Re: PERL , DHTML and the myth of cross-platform work

by "Darrell King" <darrell(at)>

 Date:  Wed, 6 Sep 2000 19:11:57 -0400
 To:  <hwg-techniques(at)>
 References:  hotmail
  todo: View Thread, Original
All of this is a long way around to telling you that Perl is a poor choice
if your primary goal is to become marketable. Companies with Unix
installations don't need Perl folks because they already have those skills
with their system admins. Companies in an NT environment aren't likely to be
using Perl in the first place, but if they do, they aren't going to be doing
complex things that require a full-time person to manage.

Perl is a fine language, but by itself, it's not likely to get you a job.

Please do not tell this to my clients, who are paying me quite frequently to
program applications in Perl 12 hours a day, 7 days a week.  I'm not a
SysAdmin, but simply a CGI gun for hire, writing shopping carts, form
handlers, database interfaces, web page editors and similar fun stuff.  Our
business site is HTML 4.01 Transitional dynamically generated by a Perl
script.  The environment is Apache on Linux with Perl 5.005 and MySQL 1.23.
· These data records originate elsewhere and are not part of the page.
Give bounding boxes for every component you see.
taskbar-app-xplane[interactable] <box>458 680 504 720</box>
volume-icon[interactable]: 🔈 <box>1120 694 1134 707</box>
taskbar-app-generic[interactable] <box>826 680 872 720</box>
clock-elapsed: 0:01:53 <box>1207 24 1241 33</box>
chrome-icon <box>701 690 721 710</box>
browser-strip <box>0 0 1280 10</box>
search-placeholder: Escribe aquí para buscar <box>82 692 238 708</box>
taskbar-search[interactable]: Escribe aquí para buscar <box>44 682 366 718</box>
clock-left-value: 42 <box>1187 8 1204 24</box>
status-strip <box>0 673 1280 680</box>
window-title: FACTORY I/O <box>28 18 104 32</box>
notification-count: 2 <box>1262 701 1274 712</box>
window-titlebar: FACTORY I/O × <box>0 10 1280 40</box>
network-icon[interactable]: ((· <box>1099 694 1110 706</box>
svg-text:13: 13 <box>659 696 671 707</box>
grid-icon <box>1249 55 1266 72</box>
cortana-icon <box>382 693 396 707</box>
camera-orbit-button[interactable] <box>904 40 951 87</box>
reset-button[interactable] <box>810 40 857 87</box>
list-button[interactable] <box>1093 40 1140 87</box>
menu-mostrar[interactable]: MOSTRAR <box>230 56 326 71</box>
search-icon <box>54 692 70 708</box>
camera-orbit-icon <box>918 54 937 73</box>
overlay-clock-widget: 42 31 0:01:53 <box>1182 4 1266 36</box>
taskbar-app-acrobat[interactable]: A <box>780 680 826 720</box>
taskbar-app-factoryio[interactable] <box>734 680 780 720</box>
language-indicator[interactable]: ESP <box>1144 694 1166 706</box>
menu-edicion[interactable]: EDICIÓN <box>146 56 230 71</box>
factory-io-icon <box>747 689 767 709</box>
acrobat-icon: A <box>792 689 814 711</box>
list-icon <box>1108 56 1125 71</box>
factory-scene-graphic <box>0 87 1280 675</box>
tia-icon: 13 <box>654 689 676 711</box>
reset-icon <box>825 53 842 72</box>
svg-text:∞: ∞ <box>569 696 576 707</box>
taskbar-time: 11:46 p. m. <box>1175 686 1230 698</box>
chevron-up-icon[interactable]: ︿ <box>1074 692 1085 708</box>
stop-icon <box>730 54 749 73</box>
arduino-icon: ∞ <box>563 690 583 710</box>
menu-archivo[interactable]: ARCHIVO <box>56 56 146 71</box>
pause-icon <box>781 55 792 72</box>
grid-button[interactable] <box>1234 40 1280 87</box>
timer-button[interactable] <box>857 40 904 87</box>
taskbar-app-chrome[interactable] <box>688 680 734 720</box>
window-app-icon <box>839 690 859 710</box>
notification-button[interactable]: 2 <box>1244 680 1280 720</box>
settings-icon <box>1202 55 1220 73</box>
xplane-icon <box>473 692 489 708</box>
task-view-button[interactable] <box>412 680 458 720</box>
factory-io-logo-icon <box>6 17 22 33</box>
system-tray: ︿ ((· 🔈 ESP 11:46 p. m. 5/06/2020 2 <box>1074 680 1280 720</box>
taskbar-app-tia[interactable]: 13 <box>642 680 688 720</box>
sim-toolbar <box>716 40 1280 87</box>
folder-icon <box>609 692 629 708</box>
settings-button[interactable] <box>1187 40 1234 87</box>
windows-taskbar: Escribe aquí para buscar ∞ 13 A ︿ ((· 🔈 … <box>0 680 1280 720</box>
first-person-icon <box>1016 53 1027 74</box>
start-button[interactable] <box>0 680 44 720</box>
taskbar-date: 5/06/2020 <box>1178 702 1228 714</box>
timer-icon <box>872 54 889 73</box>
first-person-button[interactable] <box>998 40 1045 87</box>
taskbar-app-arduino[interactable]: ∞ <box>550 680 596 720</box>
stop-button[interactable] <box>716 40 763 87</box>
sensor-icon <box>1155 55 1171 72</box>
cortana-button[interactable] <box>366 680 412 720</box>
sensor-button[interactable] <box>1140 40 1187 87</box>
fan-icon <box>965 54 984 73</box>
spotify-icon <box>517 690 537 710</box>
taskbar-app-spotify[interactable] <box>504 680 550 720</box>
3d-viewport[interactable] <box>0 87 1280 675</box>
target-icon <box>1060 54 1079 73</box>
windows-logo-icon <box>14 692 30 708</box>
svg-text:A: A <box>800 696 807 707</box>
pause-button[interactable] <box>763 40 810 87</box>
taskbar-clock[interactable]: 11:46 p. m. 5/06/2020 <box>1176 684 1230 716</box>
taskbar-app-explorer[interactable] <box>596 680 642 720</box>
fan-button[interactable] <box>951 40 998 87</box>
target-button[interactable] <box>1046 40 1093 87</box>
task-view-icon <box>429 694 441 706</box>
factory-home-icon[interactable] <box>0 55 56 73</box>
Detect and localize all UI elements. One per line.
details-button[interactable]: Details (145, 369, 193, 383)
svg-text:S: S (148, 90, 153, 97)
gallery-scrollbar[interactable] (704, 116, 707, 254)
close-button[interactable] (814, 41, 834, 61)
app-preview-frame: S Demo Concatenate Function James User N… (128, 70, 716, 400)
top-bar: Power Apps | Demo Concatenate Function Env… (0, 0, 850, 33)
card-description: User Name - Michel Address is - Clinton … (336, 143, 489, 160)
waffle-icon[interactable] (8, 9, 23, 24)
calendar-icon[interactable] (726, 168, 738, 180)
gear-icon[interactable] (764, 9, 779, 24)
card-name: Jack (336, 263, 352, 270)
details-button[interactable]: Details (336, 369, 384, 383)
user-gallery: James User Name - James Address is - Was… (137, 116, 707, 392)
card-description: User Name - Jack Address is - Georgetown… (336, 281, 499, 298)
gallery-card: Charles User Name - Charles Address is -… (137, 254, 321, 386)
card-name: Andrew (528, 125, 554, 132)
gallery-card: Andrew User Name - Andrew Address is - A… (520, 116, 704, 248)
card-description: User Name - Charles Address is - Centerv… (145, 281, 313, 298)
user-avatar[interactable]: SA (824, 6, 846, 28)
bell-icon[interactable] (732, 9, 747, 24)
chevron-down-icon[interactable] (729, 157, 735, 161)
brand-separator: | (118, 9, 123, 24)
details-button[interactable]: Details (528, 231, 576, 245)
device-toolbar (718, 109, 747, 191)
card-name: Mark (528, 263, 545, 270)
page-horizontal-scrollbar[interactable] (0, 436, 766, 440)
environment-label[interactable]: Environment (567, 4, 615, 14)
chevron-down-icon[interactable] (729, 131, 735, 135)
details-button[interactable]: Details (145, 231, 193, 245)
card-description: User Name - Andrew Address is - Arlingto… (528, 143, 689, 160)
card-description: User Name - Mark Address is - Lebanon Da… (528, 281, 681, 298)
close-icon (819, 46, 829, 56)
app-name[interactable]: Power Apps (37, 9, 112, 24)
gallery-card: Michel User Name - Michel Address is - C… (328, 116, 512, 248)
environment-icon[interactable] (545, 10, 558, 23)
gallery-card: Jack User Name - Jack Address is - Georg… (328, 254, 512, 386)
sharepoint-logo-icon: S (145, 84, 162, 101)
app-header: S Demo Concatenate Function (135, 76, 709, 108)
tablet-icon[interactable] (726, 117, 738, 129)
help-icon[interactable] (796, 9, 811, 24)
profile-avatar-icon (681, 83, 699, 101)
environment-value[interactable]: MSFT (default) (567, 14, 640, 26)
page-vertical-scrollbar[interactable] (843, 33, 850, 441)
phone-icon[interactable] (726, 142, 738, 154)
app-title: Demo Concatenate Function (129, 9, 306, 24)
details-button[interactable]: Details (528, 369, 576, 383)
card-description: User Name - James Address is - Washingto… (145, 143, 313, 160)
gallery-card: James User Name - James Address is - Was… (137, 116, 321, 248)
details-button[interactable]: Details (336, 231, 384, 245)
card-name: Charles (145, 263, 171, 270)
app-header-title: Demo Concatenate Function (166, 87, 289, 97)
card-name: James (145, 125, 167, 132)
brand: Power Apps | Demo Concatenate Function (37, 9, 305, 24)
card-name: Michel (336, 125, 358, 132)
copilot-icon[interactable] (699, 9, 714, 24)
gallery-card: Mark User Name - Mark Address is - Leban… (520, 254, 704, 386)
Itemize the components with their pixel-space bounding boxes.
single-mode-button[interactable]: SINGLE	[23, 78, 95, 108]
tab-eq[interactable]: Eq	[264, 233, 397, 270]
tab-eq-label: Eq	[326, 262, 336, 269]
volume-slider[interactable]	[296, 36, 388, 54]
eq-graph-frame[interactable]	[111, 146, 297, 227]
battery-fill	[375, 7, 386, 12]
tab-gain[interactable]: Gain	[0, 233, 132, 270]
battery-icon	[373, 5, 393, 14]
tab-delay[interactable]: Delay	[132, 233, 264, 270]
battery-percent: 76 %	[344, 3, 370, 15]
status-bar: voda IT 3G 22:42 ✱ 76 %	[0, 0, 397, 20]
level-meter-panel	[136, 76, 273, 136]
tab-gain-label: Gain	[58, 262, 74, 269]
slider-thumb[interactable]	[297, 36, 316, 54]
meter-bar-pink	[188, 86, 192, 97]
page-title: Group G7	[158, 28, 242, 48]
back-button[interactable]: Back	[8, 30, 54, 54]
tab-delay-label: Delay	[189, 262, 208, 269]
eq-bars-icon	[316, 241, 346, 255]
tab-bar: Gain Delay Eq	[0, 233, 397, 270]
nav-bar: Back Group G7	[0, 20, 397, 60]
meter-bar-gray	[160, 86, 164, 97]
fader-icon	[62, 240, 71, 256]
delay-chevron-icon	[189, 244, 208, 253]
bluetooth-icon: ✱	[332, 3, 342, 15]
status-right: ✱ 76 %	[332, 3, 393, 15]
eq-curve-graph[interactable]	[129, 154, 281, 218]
That being said, I'd also like to add that (pulling from the original note)
PHP is quite comfortable in many different environments, and many have
indicated it was an easier language to learn than Perl.  You may find it
more comfortable if you catch onto the embedded concept more easily than
that of independantly located scripts.

I should also add that I don't work in NT environments at all.  I'm just too
busy to spend the time needed to learn to adapt my Perl scripts to NT.  I
suppose someday, when things calm down a bit, I'll learn it just for grins.

I would have the guess, however, that the above evaluation of Perl being
less valuable in that environment might be correct.  If you wish to work
with NT, you might want to look into ASP.  If you would rather explore the
*nix world...especially under Apache...then either Perl or PHP make
excellent choices for CGI programming.